Toplumdaki muhalif seslerin her geçen gün kısıldığı bu ortamda, bundan en fazla payını alanlar arasında medya çalışanları yer alıyor. Keza hapisteki ya da gözaltındaki gazeteciler, hakkında dava açılanlar ya da uluslararası arenada Türkiye’nin basın ve ifade özgürlüğü konusunda son sıralarda yer alması bunun açık göstergesiyken; yerel medya çalışanı olarak siz, yaptığınız işi sürekli sorguladığınız bir üretim sürecinden geçiyorsunuz. Yaptığınız özel haberlerle “temsil edilemeyeni temsil etmeye çalıştığınızı” düşünerek, özgür olmadığınız bir alan içinde kendinize adacıklar yaratmaya uğraşıyorsunuz. Çünkü sizden “dedi, ifade etti” kelimelerinin sıkça kullanıldığı bir tür raportörlük isteniyor. Mesleki bir özerkliğiniz kalmıyor ya da bunu korumak için çok yıpranıyorsunuz.

Öte yandan, yerel medyada da, yaygın medyada olduğu üzere matbaa çalışanı, yazı işleri gibi işin mutfağındaki emekçiler yer alıyor. Aynı sorunlardan onların da mustarip olduğunu görüyorsunuz. Bir yandan iş koşulları bir yerden siyasal iktidar baskısı altında mesleğinizi “artık ne kadar oluyorsa” yapmaya çalışırken, aslında “o haberi neden yazmamanız gerektiğini” ya da “nasıl etrafından dolanacağınızı” öğreniyorsunuz ki bunun meslek alışkanlığına dönüşmesinden korkarım.

Mesleğimize ve kendimize yabancılaştığımız bir sürecin içindeyiz.

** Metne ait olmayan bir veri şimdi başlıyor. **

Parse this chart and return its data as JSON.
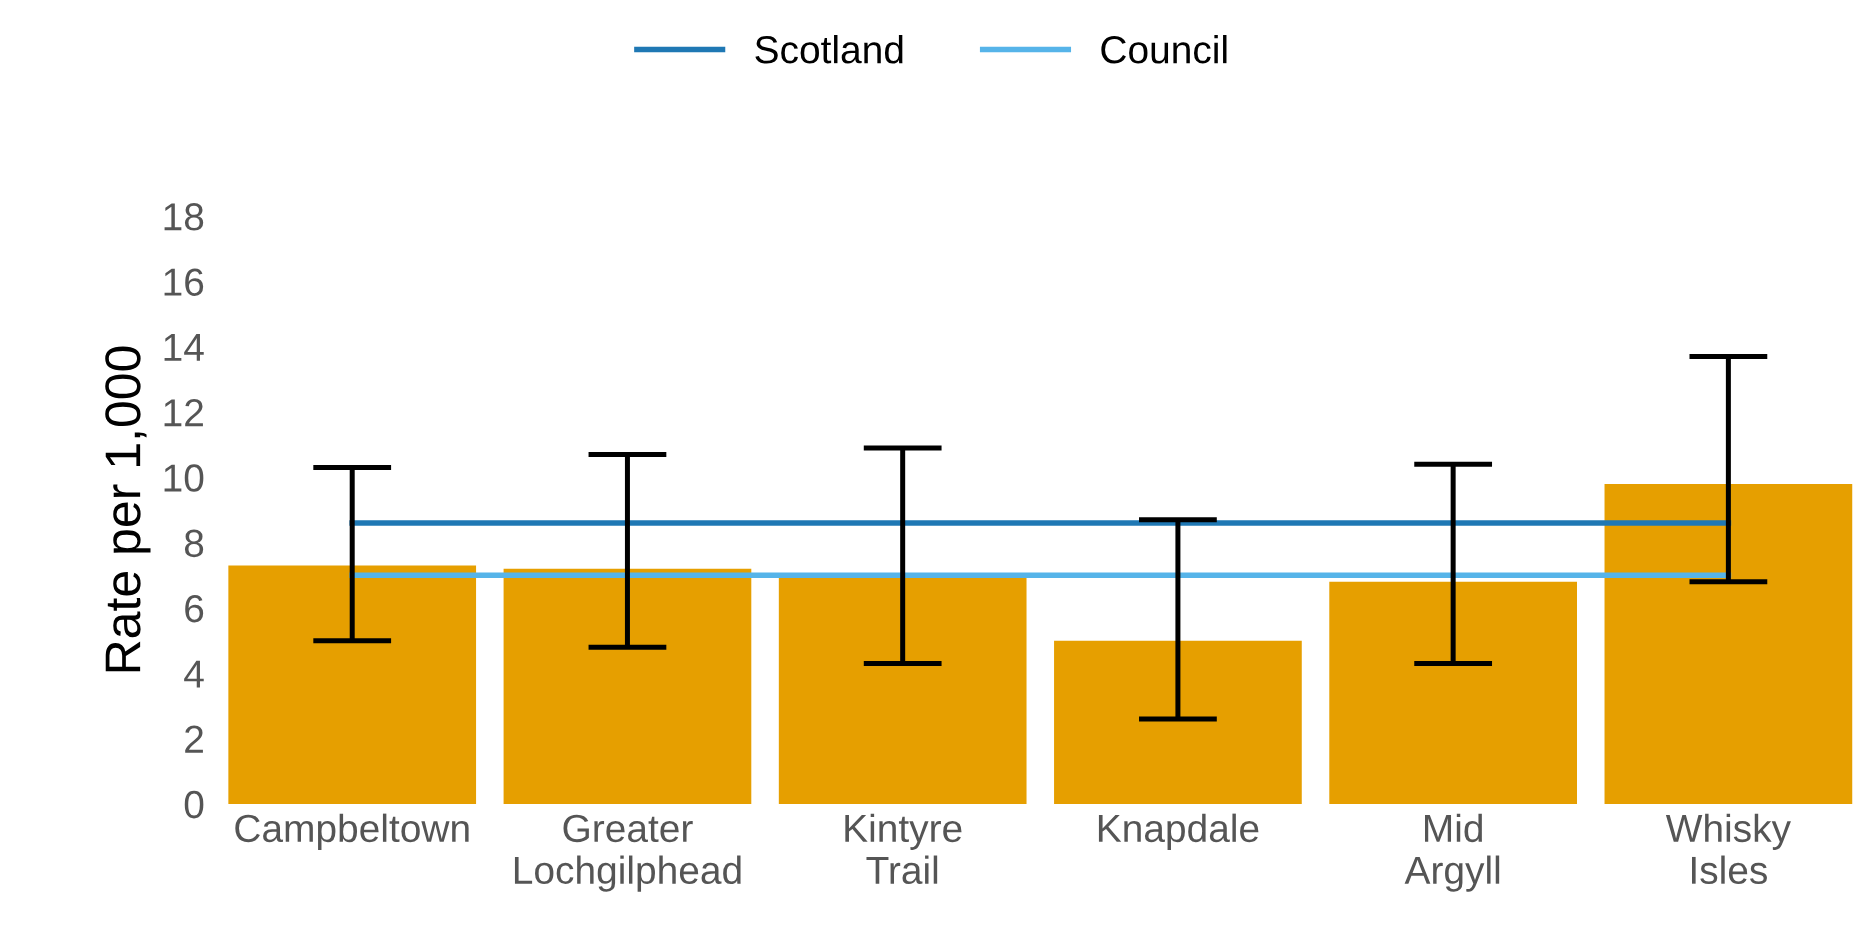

Bu durumdan kurtulmanın yolunun ise sendikal mücadeleyi büyütmekten ve sınıf farkındalığından geçtiğini biliyorum. Yani sadece işten çıkarılırken “Tazminatımı nasıl alırım?” diye sendika avukatlarına başvurmaktan ziyade, sendikayı bir hak olarak görüp, gazeteciliğin önündeki pek çok sorunu ve çözüm arayışını da tartışabileceğimiz ve somut adımlar atabileceğimiz bir yapı olarak görmek önemli diye düşünüyorum.

Kimse hakkımızı bize vermeyecek, yalnız olduğumuz sürece de yaşadığımız sorunları bireysel olarak algılayıp daha fazla yıpranacağız ve güçsüz olacağız. Aramızdan, sürecin “basamak” olduğunu düşünenler ise zaten yaşlandıklarında, genç gazetecilere “başlarından geçen bu normal durumu” anlatmaya devam edecekler. Biz kendi irademizle örgütlenmediğimiz sürece, sendikaların çözülme süreci de, işlevsizliği de devam edecek. Gazetecilerin artık kendi sorunlarına da kafa yormaları gerek.